The current cap on academic fees is £3,290. From 2012, most institutions will be set at a new threshold of £6,000 a year. In some ‘exceptional cases’, universities can charge more than this – up to a ceiling of £9,000.
But just how exceptional does an ‘exceptional case’ have to be? The government says that in order to charge more than £6,000, institutions ‘will have to show how they will spend some of the additional income making progress in widening participation and fair access’.
That’s all well and good, but what about the students’ return on their enormous investment? I’ve been talking to recent graduates who work here at Which? to find out what they think of the changes.
Making degrees value for money
Rachel Easter has a definite view on what this kind of money should buy. ‘I’d want a full schedule of classes from the best teachers out there, top quality and personal feedback on my progress, a high degree of focus on employability in my degree and a guarantee that I would get at least a 2:1,’ she says.
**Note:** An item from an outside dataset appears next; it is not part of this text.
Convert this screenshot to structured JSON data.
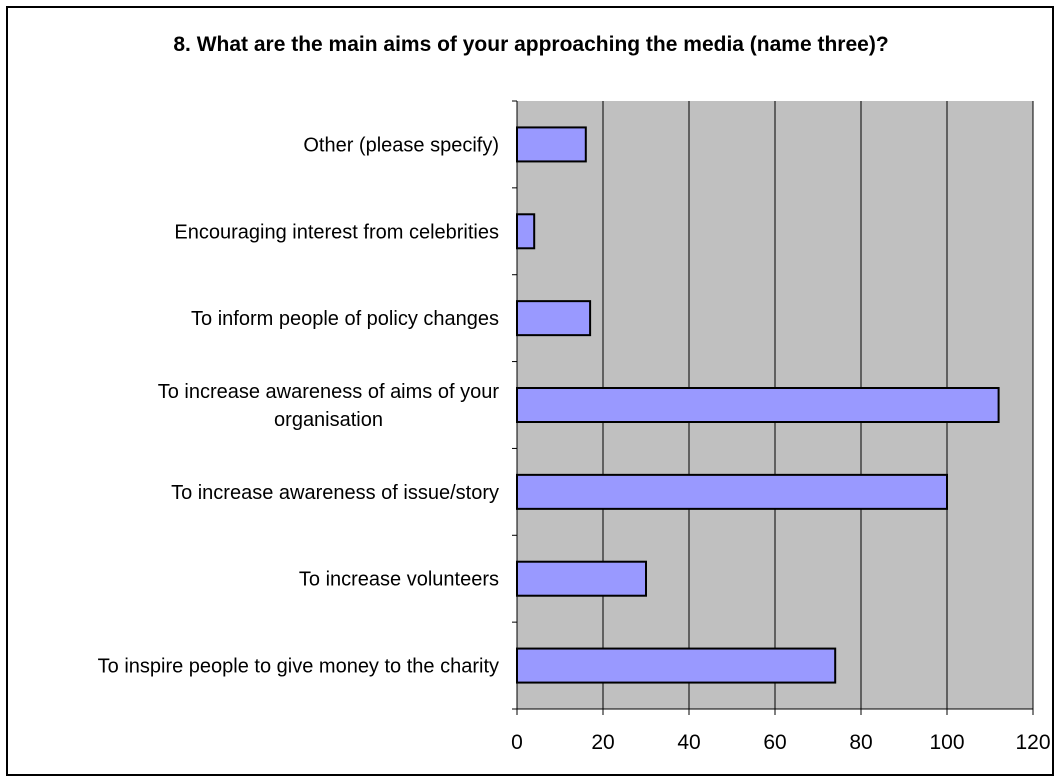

Matthew England agrees that the changes will put much more pressure on school leavers to consider value for money when making decisions about their courses. ‘I’m from a middle class background and knew my parents could support me, so I picked a subject that interested me,’ he says. ‘While I did consider my eventual employability, the thought of comparing the ‘value for money’ of different courses didn’t really come into the equation’
Students from lower-income backgrounds
But what of the students who come from lower-income families, like Grace Duffy? She graduated from LSE in 2006 and had her tuition fees paid for her, though she had to take out £15,000 in loans to cover the cost of living in London.
‘If I had to repay an additional £27,000 – taking my student debt to £42,000 – I may have reconsidered going to university or settled for a less prestigious institution that charged lower fees,’ explains Grace. ‘It would be tragic if the destination of students leaving school was determined not by their grades but by their financial situation. For many students from lower income families, taking on a debt of over £40,000 would be inconceivable.’
Drew Ritchie, who grew up in Glasgow, and had his higher education paid for by the Scottish Government, agrees, suggesting that the rises will create a two-tier system. ‘Those from the poorest households will be excluded from a high quality education and forced to settle for under-funded, poor quality alternatives,’ he argues. ‘They will then come out the other side less likely to find a job, yet still in debt.’
What’s the bigger picture?
So, are there any positives to be taken from today’s announcement? ‘I do think there’s a problem of too many students going to university just because it’s ‘the done thing’ at that age. This will make school leavers less inclined to automatically choose to study further,’ says Matthew. ‘Saying that, this isn’t necessarily a good thing as it makes a degree more and more of a commodity, when in reality going to uni is about much more than this.’
What’s been your reaction to this news? Will higher fees really change the shape of our education system or should students just shoulder the debt and get on with it?